Graham Swift's novels are all ambitious in their own ways in their thematic
and narrative scope. Swift tackles ideas of narrative, history, conflicts
between the generations, the place of an individual in the larger scale of
events. His novels are frequently organised around an underlying mystery,
and his oblique and non-linear narrative technique lends itself to a gradual
revelation of events in a manner reminiscent at times of the nineteenth
century detective novel.
Swift questions the nature of narrative through questioning the reality of
history, a theme that is central to Shuttlecock (1981), Waterland (1983), Out
of This World (1988), and Ever After (1992). In all these novels Swift
considers the nature of the relationship between personal and public
histories, between self-created and orderly narratives and the disorderly
nature of actuality.
History as narrative is for Swift primarily a personal rather than a factual
reality, a fact reflected in his use of a predominantly first person narration in
what is almost a stream of consciousness manner. Story telling is central to
Waterland, as Crick debates the very nature of history and the relationship
between past and present. The novel is essentially a dramatic monologue.
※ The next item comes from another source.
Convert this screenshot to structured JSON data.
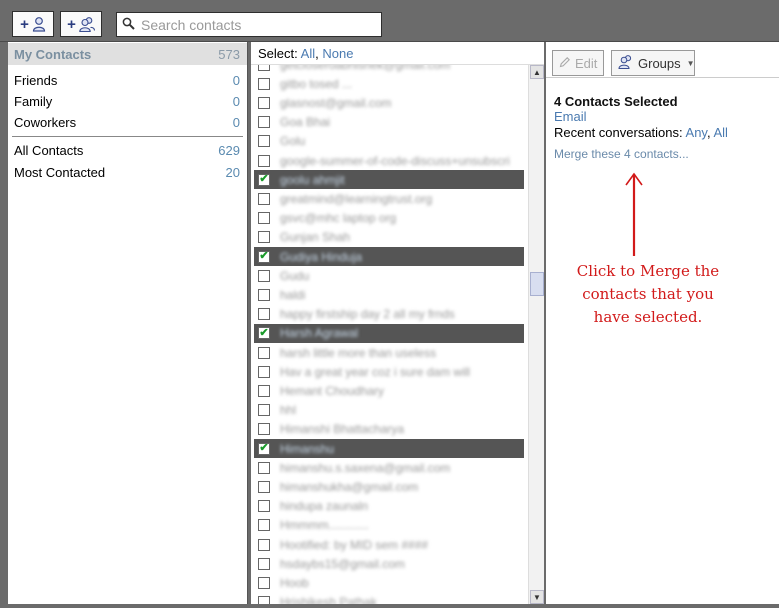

Graham Swift's novels deal with the extraordinary in the ordinary. In their
settings, language and characterisations Swift's novels are sparse and
consciously drab. His protagonists are often ordinary men, middle-aged
clerks or teachers or accountants. In their voices Swift ponders some of the
bigger issues of life - death, birth, marriage and sex - as well as the
everyday politics of relationships and friendships. His intricate narrative
patterns raise questions about the relationship between personal histories
and world events, between personal and public perceptions. He highlights
the impossibility of creating a single objective reality, fictional or otherwise,
and through fiction investigates the very nature of fiction.